Dès le lancement du projet, il est vite devenu évident que ce travail serait quelque chose de colossal et deviendrait un monument de premier plan. Et bien sûr, tout le monde souhaitait prendre part à cette oeuvre. Chacun y allait de son conseil: Fais comme cela, travaille ainsi. Et l’impératrice se mêlait du travail en cours, et les représentants de l’Etat, et le président de l’Académie des arts. Falconet a enduré la situation pendant plusieurs années, jusqu’au jour où il explose. Il quitte brusquement Saint-Pétersbourg, sans même attendre la fin des travaux, pour ne jamais plus y revenir.

Fruit du hasard ou non, il se trouve que, du haut de sa monture, Pierre le Grand montre du doigt la direction de la Suède et que, de l’autre côté des rives, en Suède, une statue presque identique du roi Charles, lui aussi à cheval, montre la direction de la Russie. Le roi Charles est l’ennemi juré du tsar Pierre le Grand. Et voilà qu’à sa mort, ces deux monuments se défient de chaque côté de la frontière.

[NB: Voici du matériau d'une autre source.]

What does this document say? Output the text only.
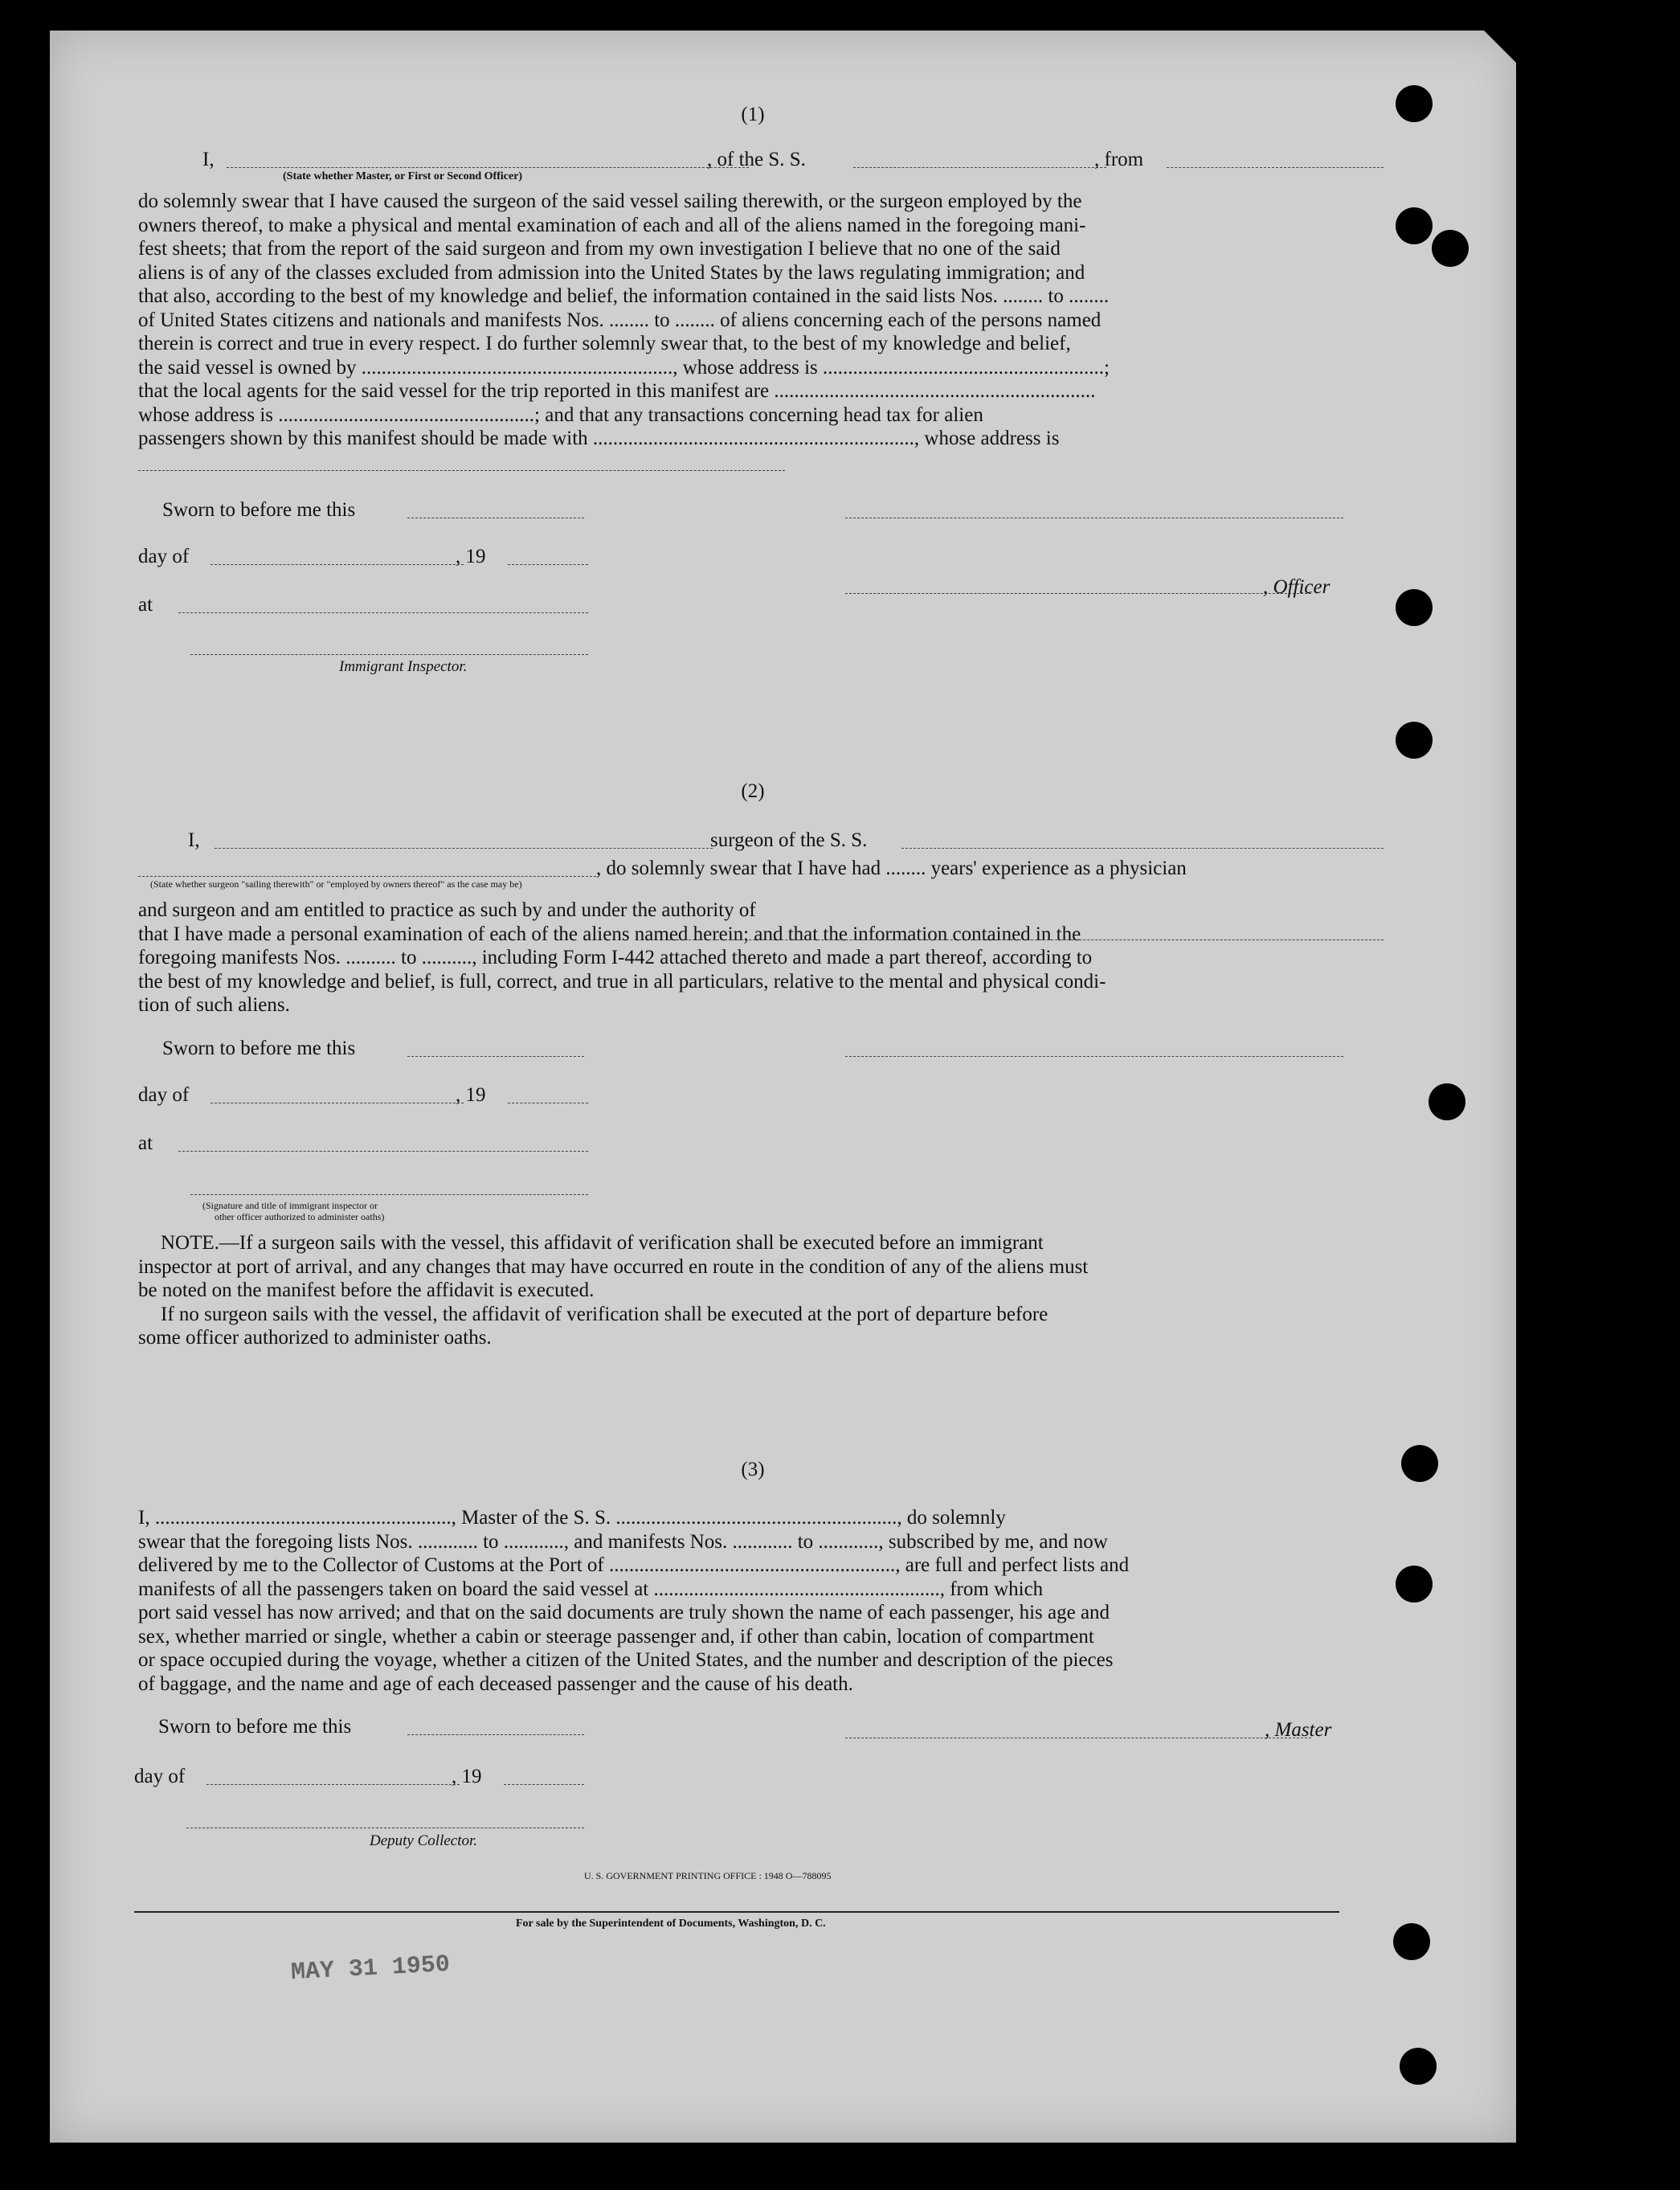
(1)
I,	, of the S. S.	, from
(State whether Master, or First or Second Officer)
do solemnly swear that I have caused the surgeon of the said vessel sailing therewith, or the surgeon employed by the
owners thereof, to make a physical and mental examination of each and all of the aliens named in the foregoing mani-
fest sheets; that from the report of the said surgeon and from my own investigation I believe that no one of the said
aliens is of any of the classes excluded from admission into the United States by the laws regulating immigration; and
that also, according to the best of my knowledge and belief, the information contained in the said lists Nos. ........ to ........
of United States citizens and nationals and manifests Nos. ........ to ........ of aliens concerning each of the persons named
therein is correct and true in every respect. I do further solemnly swear that, to the best of my knowledge and belief,
the said vessel is owned by .............................................................., whose address is ........................................................;
that the local agents for the said vessel for the trip reported in this manifest are ................................................................
whose address is ...................................................; and that any transactions concerning head tax for alien
passengers shown by this manifest should be made with ................................................................, whose address is
Sworn to before me this
day of	, 19
, Officer
at
Immigrant Inspector.
(2)
I,	surgeon of the S. S.
, do solemnly swear that I have had ........ years' experience as a physician
(State whether surgeon "sailing therewith" or "employed by owners thereof" as the case may be)
and surgeon and am entitled to practice as such by and under the authority of
that I have made a personal examination of each of the aliens named herein; and that the information contained in the
foregoing manifests Nos. .......... to .........., including Form I-442 attached thereto and made a part thereof, according to
the best of my knowledge and belief, is full, correct, and true in all particulars, relative to the mental and physical condi-
tion of such aliens.
Sworn to before me this
day of	, 19
at
(Signature and title of immigrant inspector or
other officer authorized to administer oaths)
NOTE.—If a surgeon sails with the vessel, this affidavit of verification shall be executed before an immigrant
inspector at port of arrival, and any changes that may have occurred en route in the condition of any of the aliens must
be noted on the manifest before the affidavit is executed.
If no surgeon sails with the vessel, the affidavit of verification shall be executed at the port of departure before
some officer authorized to administer oaths.
(3)
I, ..........................................................., Master of the S. S. ........................................................, do solemnly
swear that the foregoing lists Nos. ............ to ............, and manifests Nos. ............ to ............, subscribed by me, and now
delivered by me to the Collector of Customs at the Port of ........................................................., are full and perfect lists and
manifests of all the passengers taken on board the said vessel at ........................................................., from which
port said vessel has now arrived; and that on the said documents are truly shown the name of each passenger, his age and
sex, whether married or single, whether a cabin or steerage passenger and, if other than cabin, location of compartment
or space occupied during the voyage, whether a citizen of the United States, and the number and description of the pieces
of baggage, and the name and age of each deceased passenger and the cause of his death.
Sworn to before me this	, Master
day of	, 19
Deputy Collector.
U. S. GOVERNMENT PRINTING OFFICE : 1948 O—788095
For sale by the Superintendent of Documents, Washington, D. C.
MAY 31 1950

Retourné en France, Falconet ne verra jamais le monument qu’il a conçu. Il n’est pas invité à l’inauguration et ne mettra plus jamais de sa vie les pieds Russie. Ceci dit, Catherine II lui fera remettre à Paris une médaille en or avec la représentation du « Cavalier de bronze ». Comprenant qu’il s’agissait de l’oeuvre de sa vie, Falconet aurait fondu en larmes à la vue de la médaille. Six mois seulement après la remise de médaille, il a une attaque et se retrouve frappé de paralysie. Il passe les huit dernières années de sa vie alité.

Un destin incroyable ? Falconet est venu, a créé une statue de génie et s’en est allé. Pourquoi lui? Pourquoi un étranger, un français ? Et pas des plus connu ? En France, il a presque été oublié depuis. Mais c’est justement lui qui a su créer le symbole universel de l’Etat russe. Le cavalier sur son cheval singulier. L’homme qui domptait la nature. Il ne pouvait pas trouver meilleur symbole.